Monsieur Dube explique : « Avant 2006, la Société cotonnière du Zimbabwe nous achetait le kilogramme de coton à 0,90 $ US. Le prix du kilogramme a chuté à 0,36 $ US. Cela nous a anéantis. Les acheteurs soutenaient simplement que le marché mondial du coton était saturé et que le nôtre n’était plus si important. »

Monsieur Dube vit dans le district de Gokwe situé au nord-est du Zimbabwe. Il a tenté de poursuivre la production du coton, dans l’espoir que les prix remonteraient. Mais ce ne fut pas le cas. Au contraire, les revenus du coton ont continué à diminuer, et plusieurs cotonculteurs et cotoncultrices étaient incapables de rembourser les crédits accordés pour les intrants agricoles.

Il se rappelle : « Je me souviens encore de la façon dont nos dettes du coton ont entraîné la saisie de notre bétail, nos bicyclettes personnelles et nos tuyaux d’eau par les créanciers. »

En 2012, monsieur Dube a abandonné le coton et a commencé à cultiver des piments œil d’oiseau, car ceux-ci se vendaient à de meilleurs prix.

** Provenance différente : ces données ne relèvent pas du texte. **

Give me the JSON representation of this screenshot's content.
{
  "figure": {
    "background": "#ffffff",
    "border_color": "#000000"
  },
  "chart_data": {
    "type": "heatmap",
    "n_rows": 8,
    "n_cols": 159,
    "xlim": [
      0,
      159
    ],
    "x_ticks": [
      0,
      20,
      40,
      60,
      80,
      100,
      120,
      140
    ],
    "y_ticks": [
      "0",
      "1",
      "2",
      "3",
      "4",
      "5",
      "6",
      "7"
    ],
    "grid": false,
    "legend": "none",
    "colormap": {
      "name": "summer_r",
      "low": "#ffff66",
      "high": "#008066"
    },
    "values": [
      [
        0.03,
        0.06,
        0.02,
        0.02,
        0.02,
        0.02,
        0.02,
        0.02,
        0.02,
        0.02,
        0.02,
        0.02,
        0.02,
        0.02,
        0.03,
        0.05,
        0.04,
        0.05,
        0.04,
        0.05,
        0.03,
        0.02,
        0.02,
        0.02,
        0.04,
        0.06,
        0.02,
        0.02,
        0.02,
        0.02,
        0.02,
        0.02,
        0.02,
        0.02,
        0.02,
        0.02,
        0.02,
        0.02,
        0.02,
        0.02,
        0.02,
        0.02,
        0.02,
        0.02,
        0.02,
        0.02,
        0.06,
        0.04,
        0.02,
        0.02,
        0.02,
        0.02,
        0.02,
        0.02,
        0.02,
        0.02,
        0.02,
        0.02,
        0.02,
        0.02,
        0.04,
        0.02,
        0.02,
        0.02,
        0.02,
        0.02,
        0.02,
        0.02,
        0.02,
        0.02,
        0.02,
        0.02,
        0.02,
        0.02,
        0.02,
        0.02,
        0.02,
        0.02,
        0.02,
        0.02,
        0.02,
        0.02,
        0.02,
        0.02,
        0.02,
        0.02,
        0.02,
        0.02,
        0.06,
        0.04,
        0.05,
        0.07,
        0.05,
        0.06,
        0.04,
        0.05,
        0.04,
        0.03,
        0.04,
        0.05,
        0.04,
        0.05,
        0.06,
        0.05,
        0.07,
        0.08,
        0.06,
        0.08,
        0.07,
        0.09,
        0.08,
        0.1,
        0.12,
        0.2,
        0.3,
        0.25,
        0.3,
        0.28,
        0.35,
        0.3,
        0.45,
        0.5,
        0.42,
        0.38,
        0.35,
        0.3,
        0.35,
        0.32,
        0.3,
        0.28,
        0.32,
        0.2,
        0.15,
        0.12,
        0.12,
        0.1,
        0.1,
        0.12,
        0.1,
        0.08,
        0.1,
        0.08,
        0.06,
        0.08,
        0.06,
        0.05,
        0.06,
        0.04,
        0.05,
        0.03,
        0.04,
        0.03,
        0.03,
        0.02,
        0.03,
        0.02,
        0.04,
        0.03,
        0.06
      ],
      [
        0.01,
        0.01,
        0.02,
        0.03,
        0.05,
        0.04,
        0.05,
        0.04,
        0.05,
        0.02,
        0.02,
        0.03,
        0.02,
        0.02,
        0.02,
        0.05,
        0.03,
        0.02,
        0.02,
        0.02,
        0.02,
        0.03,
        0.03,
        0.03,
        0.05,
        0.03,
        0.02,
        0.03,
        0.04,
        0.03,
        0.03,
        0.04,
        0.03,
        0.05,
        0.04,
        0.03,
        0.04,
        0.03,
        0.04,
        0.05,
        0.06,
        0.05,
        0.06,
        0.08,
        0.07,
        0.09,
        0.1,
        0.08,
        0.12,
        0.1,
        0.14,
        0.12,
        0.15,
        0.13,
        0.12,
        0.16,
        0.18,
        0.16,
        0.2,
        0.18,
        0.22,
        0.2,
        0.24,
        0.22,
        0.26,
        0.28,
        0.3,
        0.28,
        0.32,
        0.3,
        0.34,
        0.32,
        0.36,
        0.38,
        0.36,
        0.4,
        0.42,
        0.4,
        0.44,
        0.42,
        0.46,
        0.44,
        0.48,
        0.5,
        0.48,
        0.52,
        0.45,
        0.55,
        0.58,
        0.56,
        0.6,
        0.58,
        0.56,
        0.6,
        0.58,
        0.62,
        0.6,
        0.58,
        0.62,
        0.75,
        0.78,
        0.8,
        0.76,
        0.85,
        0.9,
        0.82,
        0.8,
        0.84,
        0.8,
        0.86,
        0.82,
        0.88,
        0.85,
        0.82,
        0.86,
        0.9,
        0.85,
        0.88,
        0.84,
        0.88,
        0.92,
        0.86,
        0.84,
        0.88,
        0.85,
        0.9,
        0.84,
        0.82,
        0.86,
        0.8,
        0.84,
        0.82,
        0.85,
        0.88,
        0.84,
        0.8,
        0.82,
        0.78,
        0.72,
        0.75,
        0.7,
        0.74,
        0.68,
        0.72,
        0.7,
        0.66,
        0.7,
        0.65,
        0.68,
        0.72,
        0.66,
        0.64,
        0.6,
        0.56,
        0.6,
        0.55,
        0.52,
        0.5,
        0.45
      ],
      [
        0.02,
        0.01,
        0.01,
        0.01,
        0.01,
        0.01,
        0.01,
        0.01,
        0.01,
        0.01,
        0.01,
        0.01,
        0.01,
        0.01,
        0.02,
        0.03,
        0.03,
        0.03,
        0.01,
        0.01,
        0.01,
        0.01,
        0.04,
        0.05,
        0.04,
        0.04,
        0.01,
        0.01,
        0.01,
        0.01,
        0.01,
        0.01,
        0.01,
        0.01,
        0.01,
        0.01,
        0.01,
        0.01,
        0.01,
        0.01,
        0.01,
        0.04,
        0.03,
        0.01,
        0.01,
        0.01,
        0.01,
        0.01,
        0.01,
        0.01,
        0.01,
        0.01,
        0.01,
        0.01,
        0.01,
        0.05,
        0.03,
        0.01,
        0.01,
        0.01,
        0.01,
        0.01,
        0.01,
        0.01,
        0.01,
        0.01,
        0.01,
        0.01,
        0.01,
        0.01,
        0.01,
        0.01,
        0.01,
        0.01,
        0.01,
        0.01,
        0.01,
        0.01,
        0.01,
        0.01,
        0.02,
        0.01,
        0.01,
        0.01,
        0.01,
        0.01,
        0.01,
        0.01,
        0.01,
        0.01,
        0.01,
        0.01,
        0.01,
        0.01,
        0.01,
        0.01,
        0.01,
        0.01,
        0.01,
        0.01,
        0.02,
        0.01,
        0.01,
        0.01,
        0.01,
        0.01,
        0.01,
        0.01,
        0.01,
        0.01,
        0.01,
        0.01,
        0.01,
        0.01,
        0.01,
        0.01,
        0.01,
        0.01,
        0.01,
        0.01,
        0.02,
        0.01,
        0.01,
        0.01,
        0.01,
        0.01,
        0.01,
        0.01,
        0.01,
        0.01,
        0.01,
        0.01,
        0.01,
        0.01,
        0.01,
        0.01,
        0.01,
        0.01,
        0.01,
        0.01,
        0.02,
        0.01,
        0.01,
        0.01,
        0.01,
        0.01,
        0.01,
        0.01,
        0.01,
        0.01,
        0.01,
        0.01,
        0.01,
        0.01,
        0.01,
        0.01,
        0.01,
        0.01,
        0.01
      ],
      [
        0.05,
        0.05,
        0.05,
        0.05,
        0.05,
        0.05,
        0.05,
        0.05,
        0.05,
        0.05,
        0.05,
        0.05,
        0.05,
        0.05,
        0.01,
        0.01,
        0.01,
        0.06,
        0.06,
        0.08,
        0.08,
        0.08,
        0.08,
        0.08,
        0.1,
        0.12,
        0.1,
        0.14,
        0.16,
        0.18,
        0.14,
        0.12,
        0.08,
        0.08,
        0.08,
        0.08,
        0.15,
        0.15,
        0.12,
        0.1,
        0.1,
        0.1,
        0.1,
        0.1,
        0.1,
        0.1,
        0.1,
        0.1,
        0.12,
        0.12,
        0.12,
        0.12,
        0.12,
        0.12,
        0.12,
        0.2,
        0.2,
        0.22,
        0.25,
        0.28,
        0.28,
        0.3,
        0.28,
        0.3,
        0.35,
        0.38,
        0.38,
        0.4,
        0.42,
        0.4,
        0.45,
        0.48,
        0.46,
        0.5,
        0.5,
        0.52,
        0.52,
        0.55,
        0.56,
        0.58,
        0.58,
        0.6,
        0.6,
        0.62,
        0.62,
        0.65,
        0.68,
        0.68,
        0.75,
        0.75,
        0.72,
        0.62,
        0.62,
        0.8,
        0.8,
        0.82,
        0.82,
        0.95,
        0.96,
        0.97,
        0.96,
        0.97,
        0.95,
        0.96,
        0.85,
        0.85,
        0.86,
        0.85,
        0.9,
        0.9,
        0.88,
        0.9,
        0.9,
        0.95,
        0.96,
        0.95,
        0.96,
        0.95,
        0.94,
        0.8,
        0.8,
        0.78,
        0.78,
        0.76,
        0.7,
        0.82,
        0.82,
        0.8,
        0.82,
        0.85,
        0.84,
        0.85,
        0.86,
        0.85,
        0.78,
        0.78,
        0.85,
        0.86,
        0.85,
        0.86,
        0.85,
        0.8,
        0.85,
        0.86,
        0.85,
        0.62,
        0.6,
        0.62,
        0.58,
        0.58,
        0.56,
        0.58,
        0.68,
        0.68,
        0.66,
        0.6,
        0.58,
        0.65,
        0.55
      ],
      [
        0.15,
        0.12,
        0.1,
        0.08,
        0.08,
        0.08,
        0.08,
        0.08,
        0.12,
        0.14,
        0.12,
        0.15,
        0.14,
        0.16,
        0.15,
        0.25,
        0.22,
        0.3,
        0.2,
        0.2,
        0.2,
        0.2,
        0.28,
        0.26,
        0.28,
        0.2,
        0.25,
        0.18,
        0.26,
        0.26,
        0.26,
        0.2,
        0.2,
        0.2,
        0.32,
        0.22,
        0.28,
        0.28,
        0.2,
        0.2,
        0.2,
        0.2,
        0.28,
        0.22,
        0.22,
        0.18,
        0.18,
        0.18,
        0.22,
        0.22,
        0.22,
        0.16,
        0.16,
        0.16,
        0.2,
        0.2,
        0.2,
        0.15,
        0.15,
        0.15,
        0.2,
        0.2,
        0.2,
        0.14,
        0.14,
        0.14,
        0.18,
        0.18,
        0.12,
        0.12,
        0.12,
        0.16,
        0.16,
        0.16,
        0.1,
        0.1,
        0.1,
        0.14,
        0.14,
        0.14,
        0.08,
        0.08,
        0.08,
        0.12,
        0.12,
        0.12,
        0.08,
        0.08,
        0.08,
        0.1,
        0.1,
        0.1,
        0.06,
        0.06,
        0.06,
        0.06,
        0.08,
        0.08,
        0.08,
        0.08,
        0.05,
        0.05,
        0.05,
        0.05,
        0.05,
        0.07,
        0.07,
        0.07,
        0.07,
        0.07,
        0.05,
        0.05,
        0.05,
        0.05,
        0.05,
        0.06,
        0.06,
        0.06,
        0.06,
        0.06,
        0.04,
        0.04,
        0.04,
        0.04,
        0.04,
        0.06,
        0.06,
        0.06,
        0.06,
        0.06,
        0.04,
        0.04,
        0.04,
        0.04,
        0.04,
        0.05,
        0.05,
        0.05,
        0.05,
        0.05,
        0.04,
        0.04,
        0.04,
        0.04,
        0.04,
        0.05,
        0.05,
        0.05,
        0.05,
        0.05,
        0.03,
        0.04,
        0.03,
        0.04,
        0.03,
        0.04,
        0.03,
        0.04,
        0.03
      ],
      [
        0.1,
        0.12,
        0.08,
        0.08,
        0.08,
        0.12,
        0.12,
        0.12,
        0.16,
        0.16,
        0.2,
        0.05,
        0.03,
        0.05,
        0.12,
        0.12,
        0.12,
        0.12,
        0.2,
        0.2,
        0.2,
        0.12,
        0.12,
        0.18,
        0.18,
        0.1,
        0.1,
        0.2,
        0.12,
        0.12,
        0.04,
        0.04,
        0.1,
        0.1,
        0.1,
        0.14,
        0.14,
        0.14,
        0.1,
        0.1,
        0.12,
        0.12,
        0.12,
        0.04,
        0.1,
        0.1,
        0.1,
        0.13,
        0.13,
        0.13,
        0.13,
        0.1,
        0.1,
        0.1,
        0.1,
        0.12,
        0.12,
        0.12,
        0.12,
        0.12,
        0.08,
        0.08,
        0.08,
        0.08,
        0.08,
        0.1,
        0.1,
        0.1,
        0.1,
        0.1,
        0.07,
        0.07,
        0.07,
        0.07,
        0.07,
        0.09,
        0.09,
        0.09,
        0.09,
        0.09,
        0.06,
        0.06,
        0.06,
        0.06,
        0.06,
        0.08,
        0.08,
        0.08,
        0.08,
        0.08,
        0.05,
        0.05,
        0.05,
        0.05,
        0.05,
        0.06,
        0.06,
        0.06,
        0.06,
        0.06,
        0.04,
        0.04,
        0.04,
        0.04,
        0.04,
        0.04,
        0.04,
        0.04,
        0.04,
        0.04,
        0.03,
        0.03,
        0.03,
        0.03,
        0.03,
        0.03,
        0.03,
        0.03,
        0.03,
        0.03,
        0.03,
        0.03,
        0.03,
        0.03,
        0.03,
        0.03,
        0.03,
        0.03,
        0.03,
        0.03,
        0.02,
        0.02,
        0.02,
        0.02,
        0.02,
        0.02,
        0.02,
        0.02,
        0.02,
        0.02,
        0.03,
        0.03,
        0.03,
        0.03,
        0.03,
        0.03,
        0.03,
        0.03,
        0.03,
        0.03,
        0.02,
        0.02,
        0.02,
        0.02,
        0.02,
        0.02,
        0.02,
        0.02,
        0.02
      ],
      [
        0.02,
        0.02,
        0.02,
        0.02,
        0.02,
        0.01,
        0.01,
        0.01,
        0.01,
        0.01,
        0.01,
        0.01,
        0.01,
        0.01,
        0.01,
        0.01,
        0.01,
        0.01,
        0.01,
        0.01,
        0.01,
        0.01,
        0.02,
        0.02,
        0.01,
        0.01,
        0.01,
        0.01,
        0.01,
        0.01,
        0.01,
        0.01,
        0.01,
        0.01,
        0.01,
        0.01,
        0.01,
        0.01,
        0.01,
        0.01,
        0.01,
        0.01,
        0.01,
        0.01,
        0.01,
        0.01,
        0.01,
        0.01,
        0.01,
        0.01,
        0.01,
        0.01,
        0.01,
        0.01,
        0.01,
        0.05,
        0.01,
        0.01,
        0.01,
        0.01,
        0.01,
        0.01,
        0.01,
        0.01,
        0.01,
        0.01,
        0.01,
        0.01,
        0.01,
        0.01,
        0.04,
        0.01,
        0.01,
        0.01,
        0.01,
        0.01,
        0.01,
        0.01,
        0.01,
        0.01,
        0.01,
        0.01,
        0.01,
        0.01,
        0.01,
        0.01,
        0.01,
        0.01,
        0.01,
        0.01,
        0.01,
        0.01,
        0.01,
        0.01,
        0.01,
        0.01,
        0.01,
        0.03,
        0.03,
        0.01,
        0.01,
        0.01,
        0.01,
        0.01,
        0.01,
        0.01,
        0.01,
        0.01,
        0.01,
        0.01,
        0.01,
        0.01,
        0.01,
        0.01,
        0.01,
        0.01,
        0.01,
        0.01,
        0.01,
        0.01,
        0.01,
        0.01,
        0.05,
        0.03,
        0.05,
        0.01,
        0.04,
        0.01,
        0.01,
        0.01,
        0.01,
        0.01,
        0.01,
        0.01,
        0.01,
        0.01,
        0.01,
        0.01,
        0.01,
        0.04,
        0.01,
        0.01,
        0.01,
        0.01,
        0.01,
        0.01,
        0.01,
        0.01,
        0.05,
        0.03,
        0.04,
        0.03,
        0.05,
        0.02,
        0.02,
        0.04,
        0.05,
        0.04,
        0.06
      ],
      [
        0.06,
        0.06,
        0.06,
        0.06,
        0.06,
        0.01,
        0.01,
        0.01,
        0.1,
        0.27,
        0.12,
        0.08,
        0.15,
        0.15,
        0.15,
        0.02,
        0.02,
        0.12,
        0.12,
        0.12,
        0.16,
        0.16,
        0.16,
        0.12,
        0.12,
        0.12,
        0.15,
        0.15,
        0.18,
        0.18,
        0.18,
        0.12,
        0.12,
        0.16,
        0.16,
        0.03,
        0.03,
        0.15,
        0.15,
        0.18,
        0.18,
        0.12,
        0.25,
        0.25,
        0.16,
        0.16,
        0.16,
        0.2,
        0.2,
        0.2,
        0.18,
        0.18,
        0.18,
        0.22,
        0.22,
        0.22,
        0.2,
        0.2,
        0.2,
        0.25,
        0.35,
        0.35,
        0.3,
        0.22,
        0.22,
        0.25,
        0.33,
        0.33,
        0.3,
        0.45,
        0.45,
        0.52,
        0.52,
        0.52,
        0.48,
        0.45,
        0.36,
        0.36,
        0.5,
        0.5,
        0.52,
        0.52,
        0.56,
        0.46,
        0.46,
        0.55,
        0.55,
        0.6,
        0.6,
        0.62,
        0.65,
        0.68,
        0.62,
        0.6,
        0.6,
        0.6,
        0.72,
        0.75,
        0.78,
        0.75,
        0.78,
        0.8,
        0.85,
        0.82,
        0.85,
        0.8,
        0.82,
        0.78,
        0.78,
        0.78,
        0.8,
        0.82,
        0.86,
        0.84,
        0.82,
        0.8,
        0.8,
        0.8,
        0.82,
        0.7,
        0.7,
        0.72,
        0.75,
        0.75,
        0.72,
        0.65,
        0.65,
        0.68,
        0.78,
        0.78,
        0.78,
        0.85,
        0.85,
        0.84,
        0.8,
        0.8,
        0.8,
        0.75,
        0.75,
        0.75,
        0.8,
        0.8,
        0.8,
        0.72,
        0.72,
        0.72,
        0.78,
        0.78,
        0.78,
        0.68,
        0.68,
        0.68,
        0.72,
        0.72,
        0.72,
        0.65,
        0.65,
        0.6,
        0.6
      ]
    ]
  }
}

À cette époque, les agriculteurs et les agricultrices vendaient le kilogramme de piment à 3 $ US et beaucoup de cotonculteurs et cotoncultrices optèrent pour cette culture.

L’Union européenne a accordé des subventions pour aider les agriculteurs et les agricultrices à cultiver le piment œil d’oiseau au moyen de pratiques telles que le semis direct, une méthode selon laquelle les paysans et les paysannes cultivent sans labourer le sol, et une pratique souvent associée à l’agriculture de conservation. Pour cultiver le piment œil d’oiseau en semis direct, monsieur Dube dit creuser des trous de plantation dans son champ et ne pas utiliser de charrue.

Innocent Chifamba est un autre cultivateur de piment œil d’oiseau, originaire du district de Gokwe qui produisait autrefois du coton, mais qui a délaissé celui-ci en 2012 après la chute des prix.

Monsieur Chifamba déclare : « Les techniciens agricoles nous ont appris à cultiver et soigner les piments œil d’oiseau. Ses bénéfices sont trois supérieurs à ceux du coton. Ce piment est moins exigeant en pesticides que le coton. »

Monsieur Dube et monsieur Chifamba vendent leurs piments à l’organisation Better Agriculture qui les envoie à Nando’s, une chaîne de restaurants basée en Afrique du Sud.

Michael Dawes est le directeur d’Agriculture Partnership Trust. L’Union européenne a créé cette organisation pour aider les agriculteurs et les agricultrices ruraux à délaisser les cultures comme le coton qui souffrent de la mauvaise conjoncture des marchés au profit de cultures rentables comme les piments œil d’oiseau.

À ses dires, l’organisation recommande aux agriculteurs et aux agricultrices de bien faire sécher les piments avant de les transporter au marché parce que les piments frais se vendent à des prix aussi bas que 0,80 $ US le kilogramme.

Monsieur Dawes explique : « À Gokwe, nous faisons venir des techniciens agricoles pour vérifier la teneur en eau du sol, les semences et [l’acidité] du sol avant que les agriculteurs puissent semer. Durant la maturation, nous jumelons chaque agriculteur avec un acheteur de piment de confiance. »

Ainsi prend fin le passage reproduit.